Inkling's release aligns with a growing philosophical debate about AI's future. David Siegel, co-founder of Two Sigma and chairman of the Siegel Family Endowment, recently argued in Fortune that the 1980s debate over whether software should be proprietary or shared is replaying at frontier-model scale, with higher stakes for science, medicine, and public infrastructure. Siegel noted that open-source software like GCC and GNU/Linux became load-bearing infrastructure precisely because transparency enabled worldwide developer communities to find and fix flaws.
Thinking Machine Labs' philosophy echoes this argument. The company believes AI should be decentralized rather than controlled by a few firms. Microsoft CEO Satya Nadella has similarly argued that enterprises using proprietary models face a double cost: subscription fees plus the surrender of business knowledge through the prompts and corrections they input.
However, Siegel also emphasizes a critical distinction: open-weight releases do not automatically mean full transparency. While Inkling's weights are available for download, the full training pipeline, data curation process, and reinforcement learning methodology remain proprietary. An explanation of how a model works is not the same as an audit of how it was trained, Siegel argued, noting that "a model's stated reasons are a plausible story assembled after the fact, not a faithful record of the computation that produced the answer".
Siegel
Inkling's launch represents Thinking Machine Labs' first major public product after roughly 18 months of building AI infrastructure largely out of public view. The startup, founded in February 2025, received approximately 12 billion dollars in seed funding at the time, the largest seed round in history. The company currently employs around 200 people.

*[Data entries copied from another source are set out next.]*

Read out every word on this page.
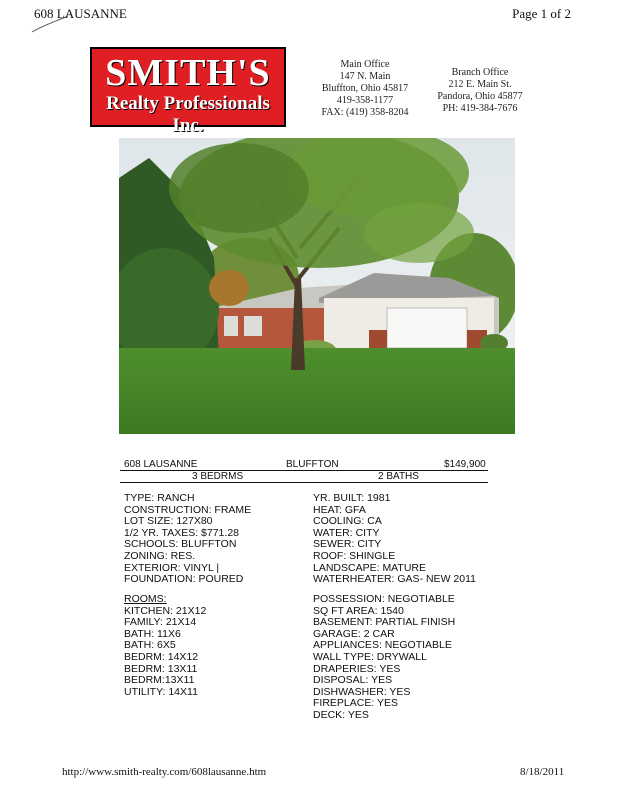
608 LAUSANNE	Page 1 of 2
SMITH'S
Realty Professionals Inc.
Main Office
147 N. Main
Bluffton, Ohio 45817
419-358-1177
FAX: (419) 358-8204
Branch Office
212 E. Main St.
Pandora, Ohio 45877
PH: 419-384-7676
608 LAUSANNE	BLUFFTON	$149,900
3 BEDRMS	2 BATHS
TYPE: RANCH
CONSTRUCTION: FRAME
LOT SIZE: 127X80
1/2 YR. TAXES: $771.28
SCHOOLS: BLUFFTON
ZONING: RES.
EXTERIOR: VINYL |
FOUNDATION: POURED
YR. BUILT: 1981
HEAT: GFA
COOLING: CA
WATER: CITY
SEWER: CITY
ROOF: SHINGLE
LANDSCAPE: MATURE
WATERHEATER: GAS- NEW 2011
ROOMS:
KITCHEN: 21X12
FAMILY: 21X14
BATH: 11X6
BATH: 6X5
BEDRM: 14X12
BEDRM: 13X11
BEDRM:13X11
UTILITY: 14X11
POSSESSION: NEGOTIABLE
SQ FT AREA: 1540
BASEMENT: PARTIAL FINISH
GARAGE: 2 CAR
APPLIANCES: NEGOTIABLE
WALL TYPE: DRYWALL
DRAPERIES: YES
DISPOSAL: YES
DISHWASHER: YES
FIREPLACE: YES
DECK: YES
http://www.smith-realty.com/608lausanne.htm	8/18/2011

The release comes as the broader AI industry shows a split screen: open-weight models like Inkling, Grok Build (Apache 2.0), and Gemma 4 are shipping with community updates, while the hardest agentic benchmarks and most advanced reasoning capabilities remain behind closed APIs controlled by a handful of companies. Siegel's core claim is that the trend toward closure at the frontier is accelerating faster than the open-weight counterweight is maturing, particularly as science and public infrastructure increasingly depend on AI systems.